A set of scripts to easily download and import US legislative data into a Neo4j database. This is a work-in-progress, please submit an issue for any errors or feature requests.
The data model incorporates a small amount of the data available from GovTrack. Please submit an issue to request any changes / updates. We're really interested in how the commmunity might want to use this data so please let us know!
Also, this file has more detailed information about the data model.
This Cypher script will load data from the 114th Congress. You can use the LazyWebCypher tool with this link.
We're currently working to streamline the data loading process, but for now you can follow these steps to load data.
pip3 install -r requirements.txt
Sync a particular congress by its number (so, for instance, for the 112th
congress, replace <num>
with 112
.
./sync.sh <num>
Use the parse scripts to parse the raw data into CSV files that can be easily loaded into Neo4j.
$ python3 parse_legislators.py
...
$ python3 parse_bills.py
...
$ python3 parse_votes.py
...
$ python3 parse_committees.py
...
$ python3 parse_committee_members.py
...
The scripts require Python 3.
See the steps documented here for configuring neo4j-shell
and pointing Neo4j to the CSV files generated in the previous step.

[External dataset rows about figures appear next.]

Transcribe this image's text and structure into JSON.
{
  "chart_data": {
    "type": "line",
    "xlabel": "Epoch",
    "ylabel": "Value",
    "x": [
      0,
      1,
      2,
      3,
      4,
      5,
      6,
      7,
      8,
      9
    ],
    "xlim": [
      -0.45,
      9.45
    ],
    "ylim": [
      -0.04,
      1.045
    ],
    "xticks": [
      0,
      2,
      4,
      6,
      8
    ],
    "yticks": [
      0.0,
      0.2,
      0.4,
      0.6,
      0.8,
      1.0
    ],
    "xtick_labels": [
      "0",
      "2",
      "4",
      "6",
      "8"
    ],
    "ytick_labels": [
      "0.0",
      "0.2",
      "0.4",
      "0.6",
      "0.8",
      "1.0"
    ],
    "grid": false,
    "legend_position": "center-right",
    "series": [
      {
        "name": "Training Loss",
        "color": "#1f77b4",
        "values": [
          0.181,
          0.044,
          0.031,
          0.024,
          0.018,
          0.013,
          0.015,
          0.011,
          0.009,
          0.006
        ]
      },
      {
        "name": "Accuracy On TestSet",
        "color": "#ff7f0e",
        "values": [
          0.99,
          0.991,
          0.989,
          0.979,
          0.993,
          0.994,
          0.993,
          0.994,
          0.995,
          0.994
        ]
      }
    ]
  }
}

$ path/to/neo4j/bin/neo4j-shell < import.cypher
Once the data is loaded in Neo4j we can use queries written in Cypher to discover interesting things about Congress.
Find all Legislators:
MATCH (n:Legislator) RETURN n LIMIT 100
Find Steve Daines:
MATCH (n:Legislator {firstName: "Steve", lastName: "Daines"}) RETURN n
What Bills did Steve Daines sponsor?
MATCH (n:Legislator {firstName: "Steve", lastName: "Daines"})<-[:SPONSORED_BY]-(b:Bill) RETURN b
For how many Bills did Steve Daines vote Yea?
MATCH (n:Legislator {firstName: "Steve", lastName: "Daines"})-[v:VOTED_ON]->(b:Bill)
WHERE v.vote = "Yea"
RETURN b
Find the number of bills proposed during each congress in the database.

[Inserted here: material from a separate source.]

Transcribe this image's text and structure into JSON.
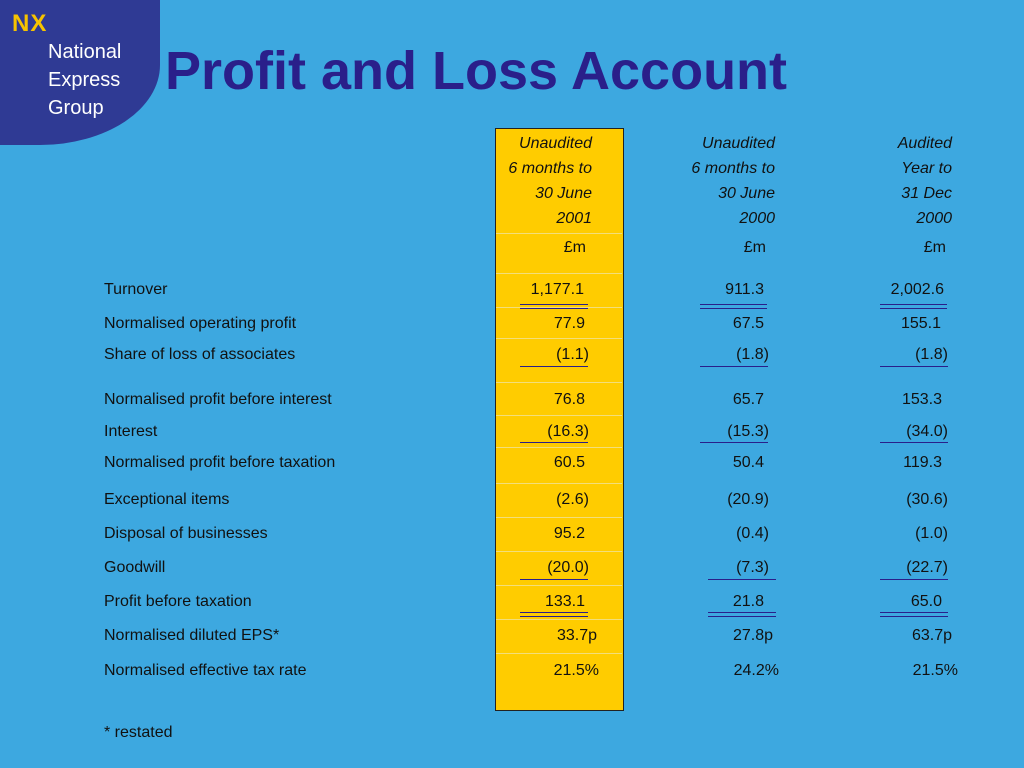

MATCH (c:Congress)<-[:PROPOSED_DURING]-(b:Bill)
RETURN c.number AS congress, count(b) as numProposed
Find the number of bills enacted in each congress in the database and the average number of sponsors bills had during that congress.

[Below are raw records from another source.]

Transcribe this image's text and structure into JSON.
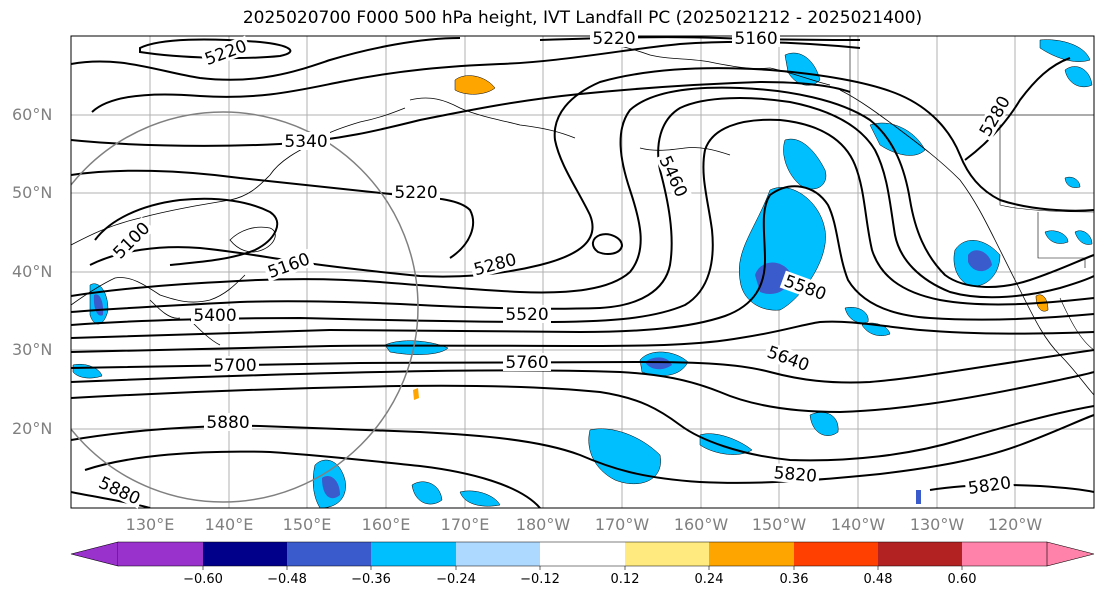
{
  "title": "2025020700 F000 500 hPa height, IVT Landfall PC (2025021212 - 2025021400)",
  "lat_labels": [
    "60°N",
    "50°N",
    "40°N",
    "30°N",
    "20°N"
  ],
  "lon_labels": [
    "130°E",
    "140°E",
    "150°E",
    "160°E",
    "170°E",
    "180°W",
    "170°W",
    "160°W",
    "150°W",
    "140°W",
    "130°W",
    "120°W"
  ],
  "contour_labels": [
    "5220",
    "5220",
    "5160",
    "5340",
    "5220",
    "5100",
    "5160",
    "5400",
    "5280",
    "5520",
    "5460",
    "5580",
    "5640",
    "5700",
    "5760",
    "5880",
    "5820",
    "5820",
    "5280",
    "5880"
  ],
  "colorbar": {
    "ticks": [
      "−0.60",
      "−0.48",
      "−0.36",
      "−0.24",
      "−0.12",
      "0.12",
      "0.24",
      "0.36",
      "0.48",
      "0.60"
    ],
    "colors": [
      "#9932CC",
      "#00008B",
      "#3A5BCC",
      "#00BFFF",
      "#ADD8FF",
      "#FFFFFF",
      "#FFEA80",
      "#FFA500",
      "#FF4000",
      "#B22222",
      "#FF82AA"
    ]
  }
}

MATCH (c:Congress)<-[:PROPOSED_DURING]-(b:Bill)-[:SPONSORED_BY]->(l:Legislator)
WHERE b.enacted = 'True'
WITH c, b, count(l) AS numSponsors
RETURN c.number AS congress, count(b) AS numPassed, avg(numSponsors) AS avgSponsors
- Introducing legis-graph - US Congressional Data With Govtrack and Neo4j
- Congressional PageRank - Analyzing US Congress With Neo4j and Apache Spark
The software in this repository is provided "AS-IS" without warranties or guarantees of any kind. Data used by this software is provided by Govtrack.us and should be used under the terms specified by Govtrack.us here.